To further prove it, the prosecution called two medical experts.
The first, Tim Gregory, was a psychologist with a master’s degree.
His practice was devoted to family counseling.
The prosecution had several photographs that had survived the fire.
Two of them were posters of the heavy metal bands Iron Maiden and Led Zeppelin.
Gregory was asked to interpret the images for the jury.
In his learned opinion, they revealed a focus on death and dying.
He stated, “Many times individuals that have a lot of this type of art have interest in satanic-type activities.”
The second expert was a forensic psychiatrist named James Grigson, the infamous Dr.
Death.
His role was to convince the jury that the defendant, in every case, was a hopeless murderer who would murder again if given the chance; thus it was the jury’s duty to stop him with the death penalty.

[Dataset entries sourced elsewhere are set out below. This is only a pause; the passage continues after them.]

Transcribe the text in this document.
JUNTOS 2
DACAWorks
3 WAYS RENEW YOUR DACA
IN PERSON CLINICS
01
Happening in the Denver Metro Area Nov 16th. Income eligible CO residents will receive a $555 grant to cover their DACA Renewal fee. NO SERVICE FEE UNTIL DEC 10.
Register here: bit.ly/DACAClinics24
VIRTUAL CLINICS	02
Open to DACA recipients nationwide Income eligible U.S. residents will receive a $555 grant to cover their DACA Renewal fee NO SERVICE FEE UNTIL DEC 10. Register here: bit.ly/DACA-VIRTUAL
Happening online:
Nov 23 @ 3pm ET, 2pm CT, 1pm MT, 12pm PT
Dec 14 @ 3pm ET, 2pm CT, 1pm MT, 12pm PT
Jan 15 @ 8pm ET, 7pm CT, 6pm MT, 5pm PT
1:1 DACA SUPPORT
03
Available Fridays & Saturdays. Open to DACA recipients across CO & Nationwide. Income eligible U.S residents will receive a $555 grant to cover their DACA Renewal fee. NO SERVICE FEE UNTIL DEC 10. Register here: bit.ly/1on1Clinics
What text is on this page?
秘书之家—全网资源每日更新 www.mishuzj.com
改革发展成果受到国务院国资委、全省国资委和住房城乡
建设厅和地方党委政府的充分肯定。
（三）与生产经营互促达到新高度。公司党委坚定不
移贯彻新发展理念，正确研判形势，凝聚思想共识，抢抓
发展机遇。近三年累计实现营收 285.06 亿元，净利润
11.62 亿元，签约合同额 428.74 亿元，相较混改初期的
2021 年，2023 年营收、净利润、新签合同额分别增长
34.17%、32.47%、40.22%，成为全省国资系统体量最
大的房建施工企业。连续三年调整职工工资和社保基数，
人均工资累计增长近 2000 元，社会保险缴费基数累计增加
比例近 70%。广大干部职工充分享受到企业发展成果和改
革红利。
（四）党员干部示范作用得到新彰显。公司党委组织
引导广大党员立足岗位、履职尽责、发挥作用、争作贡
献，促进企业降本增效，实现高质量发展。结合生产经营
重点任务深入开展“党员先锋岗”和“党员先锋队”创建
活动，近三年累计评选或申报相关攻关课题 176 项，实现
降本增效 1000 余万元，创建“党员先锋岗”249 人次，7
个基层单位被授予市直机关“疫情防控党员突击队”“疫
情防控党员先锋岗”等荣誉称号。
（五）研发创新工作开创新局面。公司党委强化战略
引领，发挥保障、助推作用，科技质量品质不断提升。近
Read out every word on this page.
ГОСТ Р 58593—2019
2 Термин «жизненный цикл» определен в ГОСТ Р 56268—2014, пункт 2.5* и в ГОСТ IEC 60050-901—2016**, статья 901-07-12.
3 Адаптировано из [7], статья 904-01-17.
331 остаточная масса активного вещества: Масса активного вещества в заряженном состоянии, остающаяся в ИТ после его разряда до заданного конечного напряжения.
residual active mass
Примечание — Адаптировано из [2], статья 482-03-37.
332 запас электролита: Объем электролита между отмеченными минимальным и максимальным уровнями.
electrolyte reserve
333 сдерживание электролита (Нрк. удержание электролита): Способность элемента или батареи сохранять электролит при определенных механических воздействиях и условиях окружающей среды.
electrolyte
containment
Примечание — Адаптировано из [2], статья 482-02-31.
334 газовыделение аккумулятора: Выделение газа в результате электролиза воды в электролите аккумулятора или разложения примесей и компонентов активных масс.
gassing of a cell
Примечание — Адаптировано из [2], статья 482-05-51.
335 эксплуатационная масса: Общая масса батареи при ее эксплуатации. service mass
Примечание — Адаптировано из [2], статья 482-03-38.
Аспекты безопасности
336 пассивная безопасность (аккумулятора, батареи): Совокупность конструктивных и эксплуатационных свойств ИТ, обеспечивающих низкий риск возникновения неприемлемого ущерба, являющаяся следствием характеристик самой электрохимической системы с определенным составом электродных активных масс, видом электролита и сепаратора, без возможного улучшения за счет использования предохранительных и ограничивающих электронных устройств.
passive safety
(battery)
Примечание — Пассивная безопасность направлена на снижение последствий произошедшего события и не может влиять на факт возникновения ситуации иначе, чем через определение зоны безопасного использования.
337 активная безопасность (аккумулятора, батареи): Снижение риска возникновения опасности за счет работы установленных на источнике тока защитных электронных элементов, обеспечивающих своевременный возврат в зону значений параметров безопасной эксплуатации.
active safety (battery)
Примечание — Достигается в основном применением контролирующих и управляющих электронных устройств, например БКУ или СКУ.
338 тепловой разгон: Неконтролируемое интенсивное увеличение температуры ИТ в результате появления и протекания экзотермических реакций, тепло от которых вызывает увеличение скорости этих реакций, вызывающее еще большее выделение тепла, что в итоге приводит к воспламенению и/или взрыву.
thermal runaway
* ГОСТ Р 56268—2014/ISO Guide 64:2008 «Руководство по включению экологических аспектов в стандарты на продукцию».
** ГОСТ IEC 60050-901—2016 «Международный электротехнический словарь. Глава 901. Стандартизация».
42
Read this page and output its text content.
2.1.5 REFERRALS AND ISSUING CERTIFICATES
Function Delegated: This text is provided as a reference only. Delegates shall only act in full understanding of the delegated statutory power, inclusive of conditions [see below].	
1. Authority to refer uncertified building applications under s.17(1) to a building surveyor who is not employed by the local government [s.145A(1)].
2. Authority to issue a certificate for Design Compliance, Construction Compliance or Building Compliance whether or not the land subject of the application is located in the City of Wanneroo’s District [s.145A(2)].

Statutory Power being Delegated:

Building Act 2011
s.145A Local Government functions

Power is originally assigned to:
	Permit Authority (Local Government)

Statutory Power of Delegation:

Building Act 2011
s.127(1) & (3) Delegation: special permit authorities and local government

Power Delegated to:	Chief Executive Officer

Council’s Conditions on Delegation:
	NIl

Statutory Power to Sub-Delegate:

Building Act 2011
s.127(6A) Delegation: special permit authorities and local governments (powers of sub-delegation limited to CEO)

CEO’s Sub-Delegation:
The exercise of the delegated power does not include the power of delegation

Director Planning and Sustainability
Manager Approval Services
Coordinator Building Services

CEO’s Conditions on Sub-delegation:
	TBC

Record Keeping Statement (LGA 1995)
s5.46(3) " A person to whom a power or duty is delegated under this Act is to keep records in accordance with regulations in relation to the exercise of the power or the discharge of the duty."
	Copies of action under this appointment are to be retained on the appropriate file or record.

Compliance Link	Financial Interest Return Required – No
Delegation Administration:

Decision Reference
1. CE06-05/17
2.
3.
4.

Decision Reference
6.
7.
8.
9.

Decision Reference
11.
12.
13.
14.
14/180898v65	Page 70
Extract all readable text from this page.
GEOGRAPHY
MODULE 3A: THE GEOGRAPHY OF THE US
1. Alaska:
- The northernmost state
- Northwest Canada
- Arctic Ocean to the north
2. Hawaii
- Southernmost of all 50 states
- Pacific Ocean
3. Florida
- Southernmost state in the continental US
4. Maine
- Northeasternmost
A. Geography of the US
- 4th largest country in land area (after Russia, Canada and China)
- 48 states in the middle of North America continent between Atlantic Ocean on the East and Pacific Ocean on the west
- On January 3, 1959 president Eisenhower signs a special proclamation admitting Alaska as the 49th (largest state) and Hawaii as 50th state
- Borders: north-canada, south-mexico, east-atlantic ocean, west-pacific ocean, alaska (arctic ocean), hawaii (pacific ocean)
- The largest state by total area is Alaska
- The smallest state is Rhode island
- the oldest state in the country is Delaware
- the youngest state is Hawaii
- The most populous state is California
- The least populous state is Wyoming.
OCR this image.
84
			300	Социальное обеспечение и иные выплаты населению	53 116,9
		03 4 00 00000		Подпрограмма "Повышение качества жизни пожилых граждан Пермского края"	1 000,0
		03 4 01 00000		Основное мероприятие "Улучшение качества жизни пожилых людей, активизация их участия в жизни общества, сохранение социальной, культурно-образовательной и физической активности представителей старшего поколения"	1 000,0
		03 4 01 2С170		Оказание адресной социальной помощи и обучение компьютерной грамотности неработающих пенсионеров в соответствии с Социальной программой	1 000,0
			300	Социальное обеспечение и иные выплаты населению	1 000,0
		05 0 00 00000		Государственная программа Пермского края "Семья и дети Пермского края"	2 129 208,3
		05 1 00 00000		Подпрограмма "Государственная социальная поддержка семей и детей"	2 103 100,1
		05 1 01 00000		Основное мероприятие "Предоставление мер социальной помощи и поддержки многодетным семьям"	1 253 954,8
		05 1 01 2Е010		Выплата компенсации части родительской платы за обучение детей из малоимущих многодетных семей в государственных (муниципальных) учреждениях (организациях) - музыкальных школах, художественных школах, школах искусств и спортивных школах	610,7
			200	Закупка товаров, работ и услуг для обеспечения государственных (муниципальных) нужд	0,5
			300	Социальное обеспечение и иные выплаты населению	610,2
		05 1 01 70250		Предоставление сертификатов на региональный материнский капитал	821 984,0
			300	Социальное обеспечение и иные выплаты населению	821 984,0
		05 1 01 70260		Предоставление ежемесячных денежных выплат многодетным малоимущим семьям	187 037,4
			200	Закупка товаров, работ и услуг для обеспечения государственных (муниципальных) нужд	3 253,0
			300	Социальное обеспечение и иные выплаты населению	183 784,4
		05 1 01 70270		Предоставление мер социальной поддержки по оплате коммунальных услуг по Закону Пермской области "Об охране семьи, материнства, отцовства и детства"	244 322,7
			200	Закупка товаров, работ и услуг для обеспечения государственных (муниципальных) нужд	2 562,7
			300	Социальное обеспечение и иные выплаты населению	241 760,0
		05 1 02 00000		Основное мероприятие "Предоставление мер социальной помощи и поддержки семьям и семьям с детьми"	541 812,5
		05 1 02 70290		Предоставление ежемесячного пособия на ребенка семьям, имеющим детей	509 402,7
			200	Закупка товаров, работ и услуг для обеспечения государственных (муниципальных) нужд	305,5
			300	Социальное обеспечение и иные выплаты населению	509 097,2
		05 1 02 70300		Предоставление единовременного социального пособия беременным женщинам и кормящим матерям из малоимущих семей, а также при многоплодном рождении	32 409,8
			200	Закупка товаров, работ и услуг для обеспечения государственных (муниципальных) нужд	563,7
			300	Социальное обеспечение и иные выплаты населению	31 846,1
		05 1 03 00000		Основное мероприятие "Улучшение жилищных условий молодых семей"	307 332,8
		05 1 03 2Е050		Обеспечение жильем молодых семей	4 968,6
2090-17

He described Todd as an “extremely severe sociopath”
who was beyond treatment.
Three years after Todd’s trial, Dr.
Grigson was kicked out of the American Psychiatric Association, as mentioned previously in the Kerry Cook case, because he had repeatedly arrived at a “psychiatric diagnosis”
without having first examined the individual in question; and for indicating, while testifying in court as an expert witness, that he could predict with 100 percent certainty that the individual would engage in future violent acts.
The jury unanimously recommended that Todd be executed.